# The High Lords Gather



## TheReverend (Dec 2, 2007)

Has anyone else seen this article up on the BL website?:

http://www.blacklibrary.com/Blog/AuthorMeet.html

With Gav Thorpe, Aaron Dembski-Bowden, Graham McNeill, Dan Abnett, Chris Wraight, James Swallow and Christian Dunn all in one place at one time, surely it can only be a Horus Heresy related meeting? 

One guy on the BL forum speculated about the rumoured Primarch novella's, there's certainly enough writing talent there to pull that one off  or maybe they are discussing the closing stages of the series? we're moving ever closer to the siege of Terra and I'm guessing they'll want to approach it in a unified way.

Any thoughts?


----------



## forkmaster (Jan 2, 2010)

I would say we are really a long time away from the end of the Heresy. I would think its theyr annual meetings really, checking how everybody is doing with their work, updating with new ideas of what to write.


----------



## brianizbrewtal (Jan 26, 2011)

I'm really hoping for a max of 3-4 years more of the Heresy. Let's face it, it needs to be made into movies or awesome cartoons. And yes, it may be near impossible, but imagine Ahriman on the big screen!

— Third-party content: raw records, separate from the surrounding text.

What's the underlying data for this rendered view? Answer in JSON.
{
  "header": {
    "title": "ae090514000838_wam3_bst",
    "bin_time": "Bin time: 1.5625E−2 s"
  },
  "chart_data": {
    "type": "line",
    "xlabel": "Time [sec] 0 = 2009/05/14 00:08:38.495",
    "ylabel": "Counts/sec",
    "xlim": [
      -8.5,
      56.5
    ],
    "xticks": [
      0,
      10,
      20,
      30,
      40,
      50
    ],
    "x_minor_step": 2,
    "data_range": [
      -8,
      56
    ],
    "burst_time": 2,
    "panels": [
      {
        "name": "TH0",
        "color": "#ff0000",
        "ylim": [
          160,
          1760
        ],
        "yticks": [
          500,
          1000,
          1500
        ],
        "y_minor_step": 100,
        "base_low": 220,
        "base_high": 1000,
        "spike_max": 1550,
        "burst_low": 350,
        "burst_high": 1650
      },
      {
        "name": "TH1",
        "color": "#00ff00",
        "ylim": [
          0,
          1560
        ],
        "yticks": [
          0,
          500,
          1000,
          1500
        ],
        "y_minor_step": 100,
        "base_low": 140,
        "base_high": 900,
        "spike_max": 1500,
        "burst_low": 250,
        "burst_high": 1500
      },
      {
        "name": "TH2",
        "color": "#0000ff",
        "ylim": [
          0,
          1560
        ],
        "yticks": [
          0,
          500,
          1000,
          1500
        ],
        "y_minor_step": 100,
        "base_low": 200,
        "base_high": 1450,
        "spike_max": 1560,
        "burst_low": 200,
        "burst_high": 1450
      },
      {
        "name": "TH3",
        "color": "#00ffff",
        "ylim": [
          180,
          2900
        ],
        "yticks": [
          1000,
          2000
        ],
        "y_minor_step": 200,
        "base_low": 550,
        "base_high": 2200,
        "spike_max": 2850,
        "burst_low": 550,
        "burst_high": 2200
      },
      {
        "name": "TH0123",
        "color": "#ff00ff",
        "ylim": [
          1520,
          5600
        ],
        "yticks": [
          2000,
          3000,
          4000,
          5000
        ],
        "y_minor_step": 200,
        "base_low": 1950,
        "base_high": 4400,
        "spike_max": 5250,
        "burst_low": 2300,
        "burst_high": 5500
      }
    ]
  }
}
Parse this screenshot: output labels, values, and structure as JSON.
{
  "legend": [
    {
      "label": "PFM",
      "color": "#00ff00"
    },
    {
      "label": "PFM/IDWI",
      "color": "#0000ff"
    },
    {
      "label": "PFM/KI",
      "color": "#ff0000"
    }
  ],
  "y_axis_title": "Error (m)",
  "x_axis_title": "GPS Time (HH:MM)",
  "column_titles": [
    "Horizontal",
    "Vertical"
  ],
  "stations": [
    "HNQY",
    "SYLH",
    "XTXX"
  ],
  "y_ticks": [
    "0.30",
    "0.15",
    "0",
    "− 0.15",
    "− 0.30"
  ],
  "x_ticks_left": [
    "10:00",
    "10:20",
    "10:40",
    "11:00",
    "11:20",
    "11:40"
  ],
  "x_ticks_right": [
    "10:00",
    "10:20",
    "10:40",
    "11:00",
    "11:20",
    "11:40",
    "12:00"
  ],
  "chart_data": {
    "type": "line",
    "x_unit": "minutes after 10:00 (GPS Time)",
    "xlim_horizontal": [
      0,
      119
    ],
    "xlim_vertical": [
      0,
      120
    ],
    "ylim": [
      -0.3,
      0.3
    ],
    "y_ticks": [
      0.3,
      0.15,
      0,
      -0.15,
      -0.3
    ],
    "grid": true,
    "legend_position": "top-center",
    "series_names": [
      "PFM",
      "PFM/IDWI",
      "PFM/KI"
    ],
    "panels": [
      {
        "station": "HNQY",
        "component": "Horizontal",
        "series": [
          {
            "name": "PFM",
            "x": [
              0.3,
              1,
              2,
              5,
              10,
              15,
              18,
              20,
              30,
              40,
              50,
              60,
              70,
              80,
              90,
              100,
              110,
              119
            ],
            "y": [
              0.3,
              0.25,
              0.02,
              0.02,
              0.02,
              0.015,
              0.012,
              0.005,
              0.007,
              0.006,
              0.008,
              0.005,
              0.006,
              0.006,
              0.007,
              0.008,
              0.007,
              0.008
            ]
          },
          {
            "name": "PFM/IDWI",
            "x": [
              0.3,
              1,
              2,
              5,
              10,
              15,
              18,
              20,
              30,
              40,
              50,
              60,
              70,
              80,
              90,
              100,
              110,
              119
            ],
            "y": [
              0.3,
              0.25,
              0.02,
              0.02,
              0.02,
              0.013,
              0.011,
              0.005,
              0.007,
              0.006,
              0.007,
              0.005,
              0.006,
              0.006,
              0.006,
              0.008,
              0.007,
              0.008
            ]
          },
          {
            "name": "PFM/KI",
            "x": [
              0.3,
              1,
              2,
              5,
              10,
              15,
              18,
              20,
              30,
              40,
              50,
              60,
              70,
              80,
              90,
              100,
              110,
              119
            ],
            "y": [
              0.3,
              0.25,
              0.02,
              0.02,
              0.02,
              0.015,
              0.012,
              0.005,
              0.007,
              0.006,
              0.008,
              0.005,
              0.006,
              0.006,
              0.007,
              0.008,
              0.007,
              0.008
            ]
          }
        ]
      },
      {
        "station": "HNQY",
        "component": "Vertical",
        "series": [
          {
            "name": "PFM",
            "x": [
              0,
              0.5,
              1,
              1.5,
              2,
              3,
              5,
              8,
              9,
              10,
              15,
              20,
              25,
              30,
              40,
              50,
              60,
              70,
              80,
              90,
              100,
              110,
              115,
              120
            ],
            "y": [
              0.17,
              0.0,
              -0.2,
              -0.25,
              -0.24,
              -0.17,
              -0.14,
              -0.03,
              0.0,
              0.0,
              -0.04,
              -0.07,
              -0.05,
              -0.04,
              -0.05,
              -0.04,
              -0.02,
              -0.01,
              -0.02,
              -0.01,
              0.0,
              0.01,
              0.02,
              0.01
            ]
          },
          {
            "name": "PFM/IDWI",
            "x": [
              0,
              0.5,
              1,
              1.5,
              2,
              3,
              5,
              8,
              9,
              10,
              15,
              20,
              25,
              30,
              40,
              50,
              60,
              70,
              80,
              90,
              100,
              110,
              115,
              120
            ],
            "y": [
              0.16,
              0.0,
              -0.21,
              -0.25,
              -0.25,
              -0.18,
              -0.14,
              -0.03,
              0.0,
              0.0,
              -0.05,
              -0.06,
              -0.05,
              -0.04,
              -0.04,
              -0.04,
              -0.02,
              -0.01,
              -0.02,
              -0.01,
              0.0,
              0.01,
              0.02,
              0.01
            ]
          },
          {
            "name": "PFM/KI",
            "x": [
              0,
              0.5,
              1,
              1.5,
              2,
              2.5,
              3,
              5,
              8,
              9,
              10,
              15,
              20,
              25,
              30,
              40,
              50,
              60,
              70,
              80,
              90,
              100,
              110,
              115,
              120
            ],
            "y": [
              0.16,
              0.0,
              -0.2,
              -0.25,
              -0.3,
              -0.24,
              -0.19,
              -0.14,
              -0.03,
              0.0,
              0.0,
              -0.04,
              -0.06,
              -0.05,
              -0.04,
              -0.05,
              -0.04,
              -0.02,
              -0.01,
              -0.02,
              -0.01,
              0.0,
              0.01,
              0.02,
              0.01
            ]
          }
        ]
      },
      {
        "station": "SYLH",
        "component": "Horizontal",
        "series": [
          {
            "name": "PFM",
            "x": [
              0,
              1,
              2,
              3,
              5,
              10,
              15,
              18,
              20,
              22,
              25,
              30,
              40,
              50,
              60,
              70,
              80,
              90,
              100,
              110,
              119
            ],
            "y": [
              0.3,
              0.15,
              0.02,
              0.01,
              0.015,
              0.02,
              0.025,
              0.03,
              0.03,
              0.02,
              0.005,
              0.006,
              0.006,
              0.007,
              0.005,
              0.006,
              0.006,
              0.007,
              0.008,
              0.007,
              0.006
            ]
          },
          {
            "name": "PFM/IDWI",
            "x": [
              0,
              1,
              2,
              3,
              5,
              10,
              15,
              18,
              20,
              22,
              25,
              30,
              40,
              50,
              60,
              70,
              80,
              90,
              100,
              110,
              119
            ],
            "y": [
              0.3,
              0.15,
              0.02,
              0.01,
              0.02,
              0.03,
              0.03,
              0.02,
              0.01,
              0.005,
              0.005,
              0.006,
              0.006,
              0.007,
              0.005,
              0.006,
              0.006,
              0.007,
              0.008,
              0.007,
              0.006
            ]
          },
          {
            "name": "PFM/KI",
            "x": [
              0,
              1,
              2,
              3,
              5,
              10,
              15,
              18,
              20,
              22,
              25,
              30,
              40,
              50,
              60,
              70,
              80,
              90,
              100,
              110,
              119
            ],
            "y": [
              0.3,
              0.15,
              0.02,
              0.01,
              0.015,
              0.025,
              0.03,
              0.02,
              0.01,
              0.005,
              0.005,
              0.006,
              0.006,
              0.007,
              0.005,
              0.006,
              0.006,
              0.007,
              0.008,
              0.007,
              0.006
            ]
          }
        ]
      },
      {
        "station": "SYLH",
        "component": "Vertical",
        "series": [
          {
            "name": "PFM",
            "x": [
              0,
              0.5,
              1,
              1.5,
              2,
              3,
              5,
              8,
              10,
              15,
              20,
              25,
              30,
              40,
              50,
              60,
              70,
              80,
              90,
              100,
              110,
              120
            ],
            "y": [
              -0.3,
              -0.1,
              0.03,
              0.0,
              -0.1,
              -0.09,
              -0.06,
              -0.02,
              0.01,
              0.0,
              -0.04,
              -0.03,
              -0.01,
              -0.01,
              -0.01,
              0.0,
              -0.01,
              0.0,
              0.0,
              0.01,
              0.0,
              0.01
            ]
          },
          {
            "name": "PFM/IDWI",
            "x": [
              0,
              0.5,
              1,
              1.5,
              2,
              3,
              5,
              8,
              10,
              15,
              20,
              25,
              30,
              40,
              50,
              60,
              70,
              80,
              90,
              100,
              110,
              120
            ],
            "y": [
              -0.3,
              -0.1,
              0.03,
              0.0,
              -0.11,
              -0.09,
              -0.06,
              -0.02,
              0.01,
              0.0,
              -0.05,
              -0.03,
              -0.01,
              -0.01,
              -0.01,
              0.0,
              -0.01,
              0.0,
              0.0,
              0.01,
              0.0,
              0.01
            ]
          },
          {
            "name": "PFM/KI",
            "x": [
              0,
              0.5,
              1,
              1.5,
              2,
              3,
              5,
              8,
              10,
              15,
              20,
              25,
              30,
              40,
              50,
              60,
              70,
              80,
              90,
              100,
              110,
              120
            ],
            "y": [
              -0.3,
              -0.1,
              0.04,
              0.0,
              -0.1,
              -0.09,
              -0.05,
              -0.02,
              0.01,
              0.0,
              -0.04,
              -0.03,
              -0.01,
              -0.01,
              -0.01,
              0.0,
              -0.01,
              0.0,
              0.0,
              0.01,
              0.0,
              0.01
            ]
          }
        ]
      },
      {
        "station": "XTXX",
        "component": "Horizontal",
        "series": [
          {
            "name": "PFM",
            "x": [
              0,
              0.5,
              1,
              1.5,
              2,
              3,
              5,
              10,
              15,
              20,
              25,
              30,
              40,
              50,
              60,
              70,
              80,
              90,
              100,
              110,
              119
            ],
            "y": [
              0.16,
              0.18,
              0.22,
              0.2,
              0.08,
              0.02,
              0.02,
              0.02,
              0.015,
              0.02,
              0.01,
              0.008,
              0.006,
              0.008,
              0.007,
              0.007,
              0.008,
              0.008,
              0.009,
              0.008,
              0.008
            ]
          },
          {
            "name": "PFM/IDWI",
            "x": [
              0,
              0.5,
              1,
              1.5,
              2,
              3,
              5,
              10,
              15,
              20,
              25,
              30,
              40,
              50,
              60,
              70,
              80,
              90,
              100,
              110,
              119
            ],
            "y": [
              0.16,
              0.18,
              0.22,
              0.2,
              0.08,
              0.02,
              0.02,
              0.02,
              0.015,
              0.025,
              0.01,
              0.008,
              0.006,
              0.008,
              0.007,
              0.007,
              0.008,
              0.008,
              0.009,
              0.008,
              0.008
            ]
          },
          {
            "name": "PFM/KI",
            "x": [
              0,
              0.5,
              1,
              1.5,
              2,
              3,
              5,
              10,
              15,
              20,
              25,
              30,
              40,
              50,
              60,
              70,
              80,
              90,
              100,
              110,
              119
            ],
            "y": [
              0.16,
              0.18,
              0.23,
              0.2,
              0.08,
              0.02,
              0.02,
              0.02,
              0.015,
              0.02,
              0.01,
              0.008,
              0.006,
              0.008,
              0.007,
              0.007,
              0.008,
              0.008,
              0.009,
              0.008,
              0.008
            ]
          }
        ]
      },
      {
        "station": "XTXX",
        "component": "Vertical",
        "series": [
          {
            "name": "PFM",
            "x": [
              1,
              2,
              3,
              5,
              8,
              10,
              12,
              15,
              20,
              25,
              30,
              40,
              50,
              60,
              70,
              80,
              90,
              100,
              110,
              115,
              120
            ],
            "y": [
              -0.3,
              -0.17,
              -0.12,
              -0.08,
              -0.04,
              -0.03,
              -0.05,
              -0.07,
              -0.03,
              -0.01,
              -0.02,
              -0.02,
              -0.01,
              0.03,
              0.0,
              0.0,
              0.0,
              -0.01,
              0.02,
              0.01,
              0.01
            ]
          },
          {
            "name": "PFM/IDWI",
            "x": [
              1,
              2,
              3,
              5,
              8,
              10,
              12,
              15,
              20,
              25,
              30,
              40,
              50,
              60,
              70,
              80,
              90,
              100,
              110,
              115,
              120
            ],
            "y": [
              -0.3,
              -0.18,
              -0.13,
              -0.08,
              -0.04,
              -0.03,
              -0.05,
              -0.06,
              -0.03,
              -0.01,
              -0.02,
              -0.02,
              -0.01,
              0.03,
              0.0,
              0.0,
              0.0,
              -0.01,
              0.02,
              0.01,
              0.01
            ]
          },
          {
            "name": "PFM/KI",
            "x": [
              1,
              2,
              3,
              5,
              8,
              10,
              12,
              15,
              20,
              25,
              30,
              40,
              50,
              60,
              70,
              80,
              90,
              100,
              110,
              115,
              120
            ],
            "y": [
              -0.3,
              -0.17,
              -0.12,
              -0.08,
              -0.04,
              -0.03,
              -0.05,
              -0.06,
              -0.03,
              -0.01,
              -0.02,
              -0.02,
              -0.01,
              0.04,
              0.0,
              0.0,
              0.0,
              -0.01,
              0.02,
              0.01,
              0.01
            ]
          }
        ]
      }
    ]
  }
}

O.O


----------



## Dead.Blue.Clown (Nov 27, 2009)

TheReverend said:


> With Gav Thorpe, Aaron Dembski-Bowden, Graham McNeill, Dan Abnett, Chris Wraight, James Swallow and Christian Dunn all in one place at one time, surely it can only be a Horus Heresy related meeting?


Wrong, good sir.


----------



## Lord of the Night (Nov 18, 2009)

If its not a Heresy meeting then its likely just a gathering of authors to discuss future projects and update each other on current projects.


Lord of the Night


----------



## bobss (May 18, 2008)

Gangbang of hideous, boner-toppling proportions.


----------



## TheReverend (Dec 2, 2007)

haha. oh well, at least we know it's not related to HH  that could be deliberate disinformation though :wink:


----------



## Malus Darkblade (Jan 8, 2010)

Dead.Blue.Clown said:


> Wrong, good sir.


Hmm it would have been interesting to see the fabled High Lords of Terra doing their thing post Heresy and to give us some insight as to what they have been doing all this time and what they have planned.

*edit*

I lol'd when I read this,_*"yesterday, a veritable regiment of authors descended upon the Black Library for a meeting about a Top Secret Project. The details must remain hidden (for now...)"*_ then saw this:










Orange juice is srs business.


----------



## TheReverend (Dec 2, 2007)

Malus, you judge too harshly, I bet there's a good dollop of whiskey in that there orange juice to man it up a bit  haha


----------